After suspending leader earlier this spring, Heartland Community Health Center seeks new CEO

photo by: Contributed Photo

Former Heartland Community Health Center CEO Jon Stewart is shown at right.

Last updated 8:23 p.m. Monday, June 11:

After announcing the suspension of then-CEO Jon Stewart in March, Heartland Community Health Center is now seeking to fill that position as well as to hire a chief financial officer, according to job postings on its website.

As of Monday afternoon, it was unclear exactly why Stewart is not returning to the position. He was suspended without pay while accounting firm BKD conducted a forensic review of the organization’s finances, Heartland announced in a news release on March 14.

Heartland spokeswoman Melanie Coen referred questions to the president of the nonprofit’s board of directors, James Pavisian.
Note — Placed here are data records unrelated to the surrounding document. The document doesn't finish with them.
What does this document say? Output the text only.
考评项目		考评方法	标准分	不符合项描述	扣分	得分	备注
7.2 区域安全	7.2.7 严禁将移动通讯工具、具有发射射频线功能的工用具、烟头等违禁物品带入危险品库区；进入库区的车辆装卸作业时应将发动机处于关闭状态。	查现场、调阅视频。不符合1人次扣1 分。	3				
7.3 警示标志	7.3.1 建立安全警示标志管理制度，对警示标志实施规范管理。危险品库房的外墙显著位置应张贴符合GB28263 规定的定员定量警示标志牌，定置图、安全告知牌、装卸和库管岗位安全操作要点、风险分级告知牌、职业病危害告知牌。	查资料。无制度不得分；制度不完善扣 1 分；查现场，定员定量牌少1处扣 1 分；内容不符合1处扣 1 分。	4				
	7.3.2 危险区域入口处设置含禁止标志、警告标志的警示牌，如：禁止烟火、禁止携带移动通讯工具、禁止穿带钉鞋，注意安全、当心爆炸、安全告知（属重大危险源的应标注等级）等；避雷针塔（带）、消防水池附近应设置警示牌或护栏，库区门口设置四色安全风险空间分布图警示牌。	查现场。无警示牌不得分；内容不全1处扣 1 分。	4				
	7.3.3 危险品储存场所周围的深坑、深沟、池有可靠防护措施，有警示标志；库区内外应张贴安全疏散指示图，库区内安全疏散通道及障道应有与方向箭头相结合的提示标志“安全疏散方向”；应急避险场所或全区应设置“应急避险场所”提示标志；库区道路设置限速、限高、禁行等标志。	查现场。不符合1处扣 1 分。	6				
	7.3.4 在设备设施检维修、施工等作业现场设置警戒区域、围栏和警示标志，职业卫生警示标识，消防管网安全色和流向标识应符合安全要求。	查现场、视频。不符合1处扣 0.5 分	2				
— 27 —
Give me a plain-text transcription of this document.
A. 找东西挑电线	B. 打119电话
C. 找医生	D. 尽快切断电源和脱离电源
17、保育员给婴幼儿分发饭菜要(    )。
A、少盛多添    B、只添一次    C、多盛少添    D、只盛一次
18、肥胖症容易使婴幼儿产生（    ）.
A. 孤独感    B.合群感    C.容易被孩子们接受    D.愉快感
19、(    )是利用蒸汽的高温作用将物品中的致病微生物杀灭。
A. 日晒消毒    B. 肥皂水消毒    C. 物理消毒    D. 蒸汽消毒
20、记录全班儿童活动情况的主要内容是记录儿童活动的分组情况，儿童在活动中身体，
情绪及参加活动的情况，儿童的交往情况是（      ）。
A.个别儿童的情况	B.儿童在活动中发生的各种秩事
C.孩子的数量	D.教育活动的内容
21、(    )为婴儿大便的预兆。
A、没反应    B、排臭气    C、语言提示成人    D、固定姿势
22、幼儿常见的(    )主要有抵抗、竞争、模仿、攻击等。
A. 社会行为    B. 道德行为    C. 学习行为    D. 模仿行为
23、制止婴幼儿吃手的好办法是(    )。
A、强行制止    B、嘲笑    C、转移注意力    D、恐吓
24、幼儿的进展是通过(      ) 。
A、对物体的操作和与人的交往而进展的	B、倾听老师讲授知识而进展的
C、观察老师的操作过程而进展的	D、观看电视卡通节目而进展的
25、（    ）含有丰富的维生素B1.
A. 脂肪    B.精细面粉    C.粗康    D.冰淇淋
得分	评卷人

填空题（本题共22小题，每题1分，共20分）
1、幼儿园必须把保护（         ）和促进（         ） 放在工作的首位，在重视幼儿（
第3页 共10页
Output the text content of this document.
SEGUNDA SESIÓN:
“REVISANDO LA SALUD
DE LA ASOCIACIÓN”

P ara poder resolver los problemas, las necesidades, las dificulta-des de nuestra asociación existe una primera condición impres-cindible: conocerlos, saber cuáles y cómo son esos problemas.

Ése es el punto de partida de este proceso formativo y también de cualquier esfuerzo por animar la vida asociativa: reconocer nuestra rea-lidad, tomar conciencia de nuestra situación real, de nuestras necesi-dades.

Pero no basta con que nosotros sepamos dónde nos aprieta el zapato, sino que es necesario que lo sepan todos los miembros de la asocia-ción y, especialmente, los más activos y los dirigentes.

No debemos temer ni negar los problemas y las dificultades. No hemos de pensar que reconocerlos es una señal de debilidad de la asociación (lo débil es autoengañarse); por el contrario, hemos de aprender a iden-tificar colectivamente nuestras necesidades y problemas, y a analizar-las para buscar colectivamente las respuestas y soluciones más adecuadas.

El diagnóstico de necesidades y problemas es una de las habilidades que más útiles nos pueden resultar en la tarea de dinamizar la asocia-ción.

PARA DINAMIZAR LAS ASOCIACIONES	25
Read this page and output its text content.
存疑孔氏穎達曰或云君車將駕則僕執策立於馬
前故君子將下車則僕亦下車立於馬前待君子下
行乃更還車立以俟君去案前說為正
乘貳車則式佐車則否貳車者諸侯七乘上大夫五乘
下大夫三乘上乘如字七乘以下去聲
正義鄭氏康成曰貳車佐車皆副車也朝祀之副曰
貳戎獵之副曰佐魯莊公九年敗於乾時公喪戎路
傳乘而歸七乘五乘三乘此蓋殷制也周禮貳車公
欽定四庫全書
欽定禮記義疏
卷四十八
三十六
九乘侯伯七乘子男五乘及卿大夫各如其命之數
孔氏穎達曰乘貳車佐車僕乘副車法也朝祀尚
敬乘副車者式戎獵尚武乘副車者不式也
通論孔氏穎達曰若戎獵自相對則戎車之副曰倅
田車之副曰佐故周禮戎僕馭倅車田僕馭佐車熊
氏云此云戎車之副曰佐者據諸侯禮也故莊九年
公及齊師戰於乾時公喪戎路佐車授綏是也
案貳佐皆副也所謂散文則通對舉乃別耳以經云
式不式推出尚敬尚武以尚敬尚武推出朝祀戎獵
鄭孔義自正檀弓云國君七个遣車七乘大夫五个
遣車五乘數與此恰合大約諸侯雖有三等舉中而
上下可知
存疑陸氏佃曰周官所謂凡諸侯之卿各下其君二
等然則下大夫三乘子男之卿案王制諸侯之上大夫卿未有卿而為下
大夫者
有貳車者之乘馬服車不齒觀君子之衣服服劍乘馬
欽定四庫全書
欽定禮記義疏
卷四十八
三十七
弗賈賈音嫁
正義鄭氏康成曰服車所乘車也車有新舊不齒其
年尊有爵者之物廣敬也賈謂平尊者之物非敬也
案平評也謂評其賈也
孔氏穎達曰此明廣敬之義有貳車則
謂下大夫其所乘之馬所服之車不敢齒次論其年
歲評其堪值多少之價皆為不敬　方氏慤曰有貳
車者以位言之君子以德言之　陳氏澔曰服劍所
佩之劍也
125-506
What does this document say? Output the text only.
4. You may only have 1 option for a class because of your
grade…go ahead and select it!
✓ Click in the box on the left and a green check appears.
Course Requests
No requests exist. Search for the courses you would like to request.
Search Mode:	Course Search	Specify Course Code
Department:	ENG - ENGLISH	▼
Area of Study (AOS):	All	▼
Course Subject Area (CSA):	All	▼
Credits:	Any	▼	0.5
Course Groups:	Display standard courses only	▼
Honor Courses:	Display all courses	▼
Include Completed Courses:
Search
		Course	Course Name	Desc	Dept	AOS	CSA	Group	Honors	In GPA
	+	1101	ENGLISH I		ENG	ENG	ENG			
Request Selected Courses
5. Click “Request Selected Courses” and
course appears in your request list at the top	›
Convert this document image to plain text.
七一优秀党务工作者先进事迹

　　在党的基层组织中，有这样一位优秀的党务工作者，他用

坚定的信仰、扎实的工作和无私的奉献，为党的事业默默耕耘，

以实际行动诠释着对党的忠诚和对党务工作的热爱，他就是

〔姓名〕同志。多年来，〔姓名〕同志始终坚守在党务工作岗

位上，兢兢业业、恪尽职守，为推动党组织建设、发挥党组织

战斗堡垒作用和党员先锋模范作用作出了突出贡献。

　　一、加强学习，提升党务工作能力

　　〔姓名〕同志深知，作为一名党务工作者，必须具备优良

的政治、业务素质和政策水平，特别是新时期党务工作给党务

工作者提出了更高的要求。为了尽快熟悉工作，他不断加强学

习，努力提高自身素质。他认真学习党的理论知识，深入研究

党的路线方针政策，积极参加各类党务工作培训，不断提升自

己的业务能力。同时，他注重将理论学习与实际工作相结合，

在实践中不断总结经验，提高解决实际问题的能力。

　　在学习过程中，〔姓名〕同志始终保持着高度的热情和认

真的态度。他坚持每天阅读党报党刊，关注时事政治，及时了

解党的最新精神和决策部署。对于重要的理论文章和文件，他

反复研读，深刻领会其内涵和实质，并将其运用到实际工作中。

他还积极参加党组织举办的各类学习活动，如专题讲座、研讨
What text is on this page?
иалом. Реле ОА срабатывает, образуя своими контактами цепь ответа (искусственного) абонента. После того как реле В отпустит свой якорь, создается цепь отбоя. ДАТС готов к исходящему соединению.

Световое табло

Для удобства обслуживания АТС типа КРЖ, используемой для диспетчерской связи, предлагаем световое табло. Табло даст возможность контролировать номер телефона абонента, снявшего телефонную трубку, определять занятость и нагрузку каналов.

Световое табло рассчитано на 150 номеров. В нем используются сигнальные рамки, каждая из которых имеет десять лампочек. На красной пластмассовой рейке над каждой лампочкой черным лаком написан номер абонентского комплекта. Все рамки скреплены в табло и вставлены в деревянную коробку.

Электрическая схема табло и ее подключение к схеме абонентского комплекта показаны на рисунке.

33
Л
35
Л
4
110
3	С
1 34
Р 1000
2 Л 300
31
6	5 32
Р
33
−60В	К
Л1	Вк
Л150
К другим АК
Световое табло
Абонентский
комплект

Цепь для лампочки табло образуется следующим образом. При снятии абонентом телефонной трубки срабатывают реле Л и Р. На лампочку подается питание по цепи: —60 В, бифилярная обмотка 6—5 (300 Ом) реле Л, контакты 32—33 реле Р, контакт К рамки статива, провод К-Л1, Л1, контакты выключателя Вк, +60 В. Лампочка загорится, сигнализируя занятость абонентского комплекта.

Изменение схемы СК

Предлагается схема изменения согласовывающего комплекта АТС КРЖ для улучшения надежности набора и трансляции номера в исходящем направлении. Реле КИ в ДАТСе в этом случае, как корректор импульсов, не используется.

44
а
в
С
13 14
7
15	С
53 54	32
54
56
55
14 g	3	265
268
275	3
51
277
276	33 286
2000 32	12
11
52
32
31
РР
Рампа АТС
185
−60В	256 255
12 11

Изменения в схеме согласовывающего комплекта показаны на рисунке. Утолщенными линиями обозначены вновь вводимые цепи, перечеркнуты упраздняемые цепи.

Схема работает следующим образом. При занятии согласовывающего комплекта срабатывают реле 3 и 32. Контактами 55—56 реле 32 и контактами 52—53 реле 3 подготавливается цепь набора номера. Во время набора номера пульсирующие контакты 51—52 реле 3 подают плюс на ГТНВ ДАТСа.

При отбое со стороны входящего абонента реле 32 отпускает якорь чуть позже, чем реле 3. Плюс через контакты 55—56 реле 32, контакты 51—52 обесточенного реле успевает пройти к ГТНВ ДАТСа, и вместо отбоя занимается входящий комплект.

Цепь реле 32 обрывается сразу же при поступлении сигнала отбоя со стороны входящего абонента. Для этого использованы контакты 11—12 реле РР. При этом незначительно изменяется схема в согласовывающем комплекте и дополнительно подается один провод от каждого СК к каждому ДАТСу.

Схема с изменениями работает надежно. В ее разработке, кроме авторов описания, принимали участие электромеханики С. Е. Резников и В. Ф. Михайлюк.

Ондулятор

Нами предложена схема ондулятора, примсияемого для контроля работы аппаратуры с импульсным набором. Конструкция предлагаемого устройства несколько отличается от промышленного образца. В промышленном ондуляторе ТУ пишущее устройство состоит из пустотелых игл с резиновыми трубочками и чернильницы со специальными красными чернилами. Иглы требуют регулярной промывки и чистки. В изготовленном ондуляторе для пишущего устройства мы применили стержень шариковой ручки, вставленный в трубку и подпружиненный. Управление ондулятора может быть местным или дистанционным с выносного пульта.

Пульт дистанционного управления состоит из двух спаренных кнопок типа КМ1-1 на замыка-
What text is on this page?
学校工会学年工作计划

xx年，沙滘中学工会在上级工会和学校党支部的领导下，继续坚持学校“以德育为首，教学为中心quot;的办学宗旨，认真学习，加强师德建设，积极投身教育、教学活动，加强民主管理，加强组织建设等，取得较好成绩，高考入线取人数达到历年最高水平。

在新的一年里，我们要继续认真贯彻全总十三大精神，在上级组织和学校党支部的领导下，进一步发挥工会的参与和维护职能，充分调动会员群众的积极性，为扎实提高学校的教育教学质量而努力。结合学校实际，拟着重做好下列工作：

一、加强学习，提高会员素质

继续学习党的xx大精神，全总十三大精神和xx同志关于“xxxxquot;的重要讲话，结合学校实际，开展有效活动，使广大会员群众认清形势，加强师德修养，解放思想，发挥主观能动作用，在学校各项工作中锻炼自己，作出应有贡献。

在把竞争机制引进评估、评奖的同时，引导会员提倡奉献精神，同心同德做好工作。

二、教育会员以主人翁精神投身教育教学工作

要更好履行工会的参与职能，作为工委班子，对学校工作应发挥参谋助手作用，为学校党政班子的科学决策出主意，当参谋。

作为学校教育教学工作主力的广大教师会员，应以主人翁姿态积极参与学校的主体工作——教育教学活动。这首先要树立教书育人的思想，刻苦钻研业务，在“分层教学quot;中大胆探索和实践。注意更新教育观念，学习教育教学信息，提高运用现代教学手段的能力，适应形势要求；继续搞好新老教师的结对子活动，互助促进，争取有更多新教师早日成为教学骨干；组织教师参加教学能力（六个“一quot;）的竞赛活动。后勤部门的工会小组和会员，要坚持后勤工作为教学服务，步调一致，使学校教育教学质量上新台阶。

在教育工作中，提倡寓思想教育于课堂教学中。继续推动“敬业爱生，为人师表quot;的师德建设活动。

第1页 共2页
Via email Monday evening, Pavisian said he cannot personally comment and is directing all media inquiries to attorney Sean Sturdivan of the Overland Park law firm Sanders Warren Russell & Scheer LLP.

In his email, Pavisian said the Heartland board has retained Sturdivan “to help the clinic regarding Mr. Stewart.”

Sturdivan did not immediately respond to a voicemail seeking comment Monday evening.

Lawrence attorney Dan Watkins, who has been representing Stewart, declined to comment Monday.

Heartland is a federally qualified safety-net clinic that serves Douglas County and surrounding areas with primary medical care and other health services and assistance programs.

After Heartland announced its board’s unanimous decision to suspend Stewart, Watkins gave the Journal-World a statement from Stewart, in which he said he was “shocked and dismayed.”

“I look forward to the opportunity to meet with the auditors the board has engaged to review my expenditures which they told me relate to travel expenses to a national conference on community healthcare,” Stewart’s statement from March 15 read. “I do not believe any of my actions or expenditures warrant the severe action the board has taken. Certainly, everything I have done has been disclosed.”

Stewart noted in the statement that Heartland’s merger with another longtime local clinic, Health Care Access, on Feb. 1, “has created a tremendous strain on the culture of the organization,” but he did not elaborate on that.

Stewart took over as CEO in October 2007, when Heartland was still called the Leo Center, following the retirement of Joe Reitz.

The 990 tax form that Heartland filed with the IRS in March, published on the nonprofit records site guidestar.org, listed Stewart’s 2016 salary as $121,784.

Lily Yu was listed as the organization’s CFO on the same tax return, with a salary of $15,692. According to Yu’s LinkedIn page, she left Heartland in April 2017 after holding the position for eight months, and she started a job as a budget analyst for the Kansas Department for Aging and Disability Services in March of this year.

Heartland said in its March news release that its chief operating officer, Alexandra Nicholson, would serve as interim CEO. It was unclear Monday if Nicholson still holds the interim position.